According to the history books, the house was built in 1891 on Bidston Hill for the soap manufacturer Robert William Hudson, but was sold in 1921 to Sir Ernest Royden, who moved it, brick by brick, to its present site.
The place boasted a variety of interesting features, including a 1527 Jacobean fireplace from Sir Walter Raleigh’s house and a set of William Morris stained glass windows. The Grill Room, however, was more mod- ern with linear furniture and 21st- century prints lampooned on historic walls.
The stylish, leather-bound menus, in an array of candy hues, added a much needed splash of colour to an otherwise fairly dark room. Featuring a selection of steaks, chicken, fish and hand-crafted burgers, all cooked on a bespoke American chargrill, they heralded something special.
Our attentive waitress was quick to deliver some water and freshly baked bread as Mark thumbed through that seemingly never-ending wine list. She would have been efficient in taking our order, too, had the other half not taken what seemed like an eon to decide which vintage he was going to quaff. While the Chateau Margaux with its £1,700 price tag was tempting – the 2001 St Emilion (£31) was more realistic. Not that I minded. As designated driver, I was sticking to Diet Coke (£1.50).
For starters, I opted for the goat’s cheese on a bed of apple with baby leaves and a red pepper coulee (£6), while Mark chose the cauliflower soup (£6). The latter was thick, creamy and beautifully presented in a designer bowl. And, well, you can’t really go wrong with goat’s cheese salad – although it was certainly well present-ed and the dressing – divine.
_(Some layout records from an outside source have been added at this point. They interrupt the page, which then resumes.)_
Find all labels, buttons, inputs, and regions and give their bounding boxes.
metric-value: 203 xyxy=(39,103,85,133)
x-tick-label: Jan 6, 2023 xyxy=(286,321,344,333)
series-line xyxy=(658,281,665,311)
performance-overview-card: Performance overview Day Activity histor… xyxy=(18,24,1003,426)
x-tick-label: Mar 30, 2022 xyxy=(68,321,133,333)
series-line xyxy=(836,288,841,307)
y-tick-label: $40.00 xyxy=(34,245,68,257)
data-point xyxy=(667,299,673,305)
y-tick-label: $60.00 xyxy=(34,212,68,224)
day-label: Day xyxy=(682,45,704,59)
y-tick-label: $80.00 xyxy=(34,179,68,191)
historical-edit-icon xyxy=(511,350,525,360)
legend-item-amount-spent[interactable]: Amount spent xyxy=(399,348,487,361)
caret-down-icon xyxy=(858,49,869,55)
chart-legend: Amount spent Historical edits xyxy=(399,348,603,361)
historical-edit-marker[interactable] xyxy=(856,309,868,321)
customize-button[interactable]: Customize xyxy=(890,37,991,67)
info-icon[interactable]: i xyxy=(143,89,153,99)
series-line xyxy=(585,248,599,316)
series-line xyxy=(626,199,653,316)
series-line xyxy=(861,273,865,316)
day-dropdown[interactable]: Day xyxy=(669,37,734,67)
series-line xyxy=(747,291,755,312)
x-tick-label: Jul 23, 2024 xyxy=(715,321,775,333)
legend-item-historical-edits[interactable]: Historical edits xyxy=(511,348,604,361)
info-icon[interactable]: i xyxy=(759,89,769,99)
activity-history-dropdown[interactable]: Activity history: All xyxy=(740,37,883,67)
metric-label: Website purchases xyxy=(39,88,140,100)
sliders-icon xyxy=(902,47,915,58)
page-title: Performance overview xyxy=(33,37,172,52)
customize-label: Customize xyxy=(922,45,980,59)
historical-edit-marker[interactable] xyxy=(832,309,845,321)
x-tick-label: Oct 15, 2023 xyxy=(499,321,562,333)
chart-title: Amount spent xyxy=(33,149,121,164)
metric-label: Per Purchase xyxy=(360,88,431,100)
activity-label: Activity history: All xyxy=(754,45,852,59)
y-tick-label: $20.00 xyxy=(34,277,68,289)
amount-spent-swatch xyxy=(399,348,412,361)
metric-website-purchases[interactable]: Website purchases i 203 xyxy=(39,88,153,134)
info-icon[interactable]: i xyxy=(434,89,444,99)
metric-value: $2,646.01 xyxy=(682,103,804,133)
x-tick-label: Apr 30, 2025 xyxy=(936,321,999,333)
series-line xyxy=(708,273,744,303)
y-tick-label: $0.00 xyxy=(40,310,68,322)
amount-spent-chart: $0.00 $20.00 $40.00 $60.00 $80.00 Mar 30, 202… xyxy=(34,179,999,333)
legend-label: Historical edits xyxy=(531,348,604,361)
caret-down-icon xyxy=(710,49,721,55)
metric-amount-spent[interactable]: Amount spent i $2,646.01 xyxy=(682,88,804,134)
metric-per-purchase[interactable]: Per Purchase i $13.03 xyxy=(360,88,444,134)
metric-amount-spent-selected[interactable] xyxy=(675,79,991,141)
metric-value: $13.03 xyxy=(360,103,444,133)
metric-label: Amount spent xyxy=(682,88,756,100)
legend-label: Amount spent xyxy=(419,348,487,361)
Like the first course, the second was quickly delivered to the table. And Mark tucked into what looked like half a cow. The ribeye steak (£18) was a good, quality hunk of meat – thick, tender but too large to polish off whole. Ravenous after my nightmare journey from North Wales, I had no such problem.
The generously portioned grilled salmon (£12) was scoffed in seconds, but neither of us was enamoured by the straw fries. A potato version of spun sugar – they looked lovely but were difficult to eat with cutlery. So, we inevitably regretted not ordering a separate side dish of vegetables. Minor objections aside, though, both the meat and fish were well executed. And our hound was delighted to be presented with the leftovers when we returned home. After a few minutes’ breathing space, we were presented with the dessert menu.
There was an unexpected hesitation. We were full, yet curious to sample the selection of sweets on offer. I knew, despite being tempted by the sticky toffee pudding, I couldn’t manage anything more than a basket of ice cream and sorbet (£6). Meanwhile, Mark was disappointed not to be able to finish his wine with a cheese platter and opted for the crème brulee (£6) instead. Luckily, it was an excellent substitute. The custard was rich and sensuous with a head torched to perfection – a triumph. And while I couldn’t find fault with the quartet of traditionally flavoured ices, I regretted not having the sticky toffee pudding – so much so that I’ll just have to come back on my next birthday to sample it.
The Hillbark Grill, Royden Park, Frankby, Wirral.
Tel: 0151 625 2400
Service: Attentive and efficient.
Disabled access: Yes.
Summary: A stylish dining experience in a divine location.
Value for Money: Good, but the wine list was a bit on the steep side.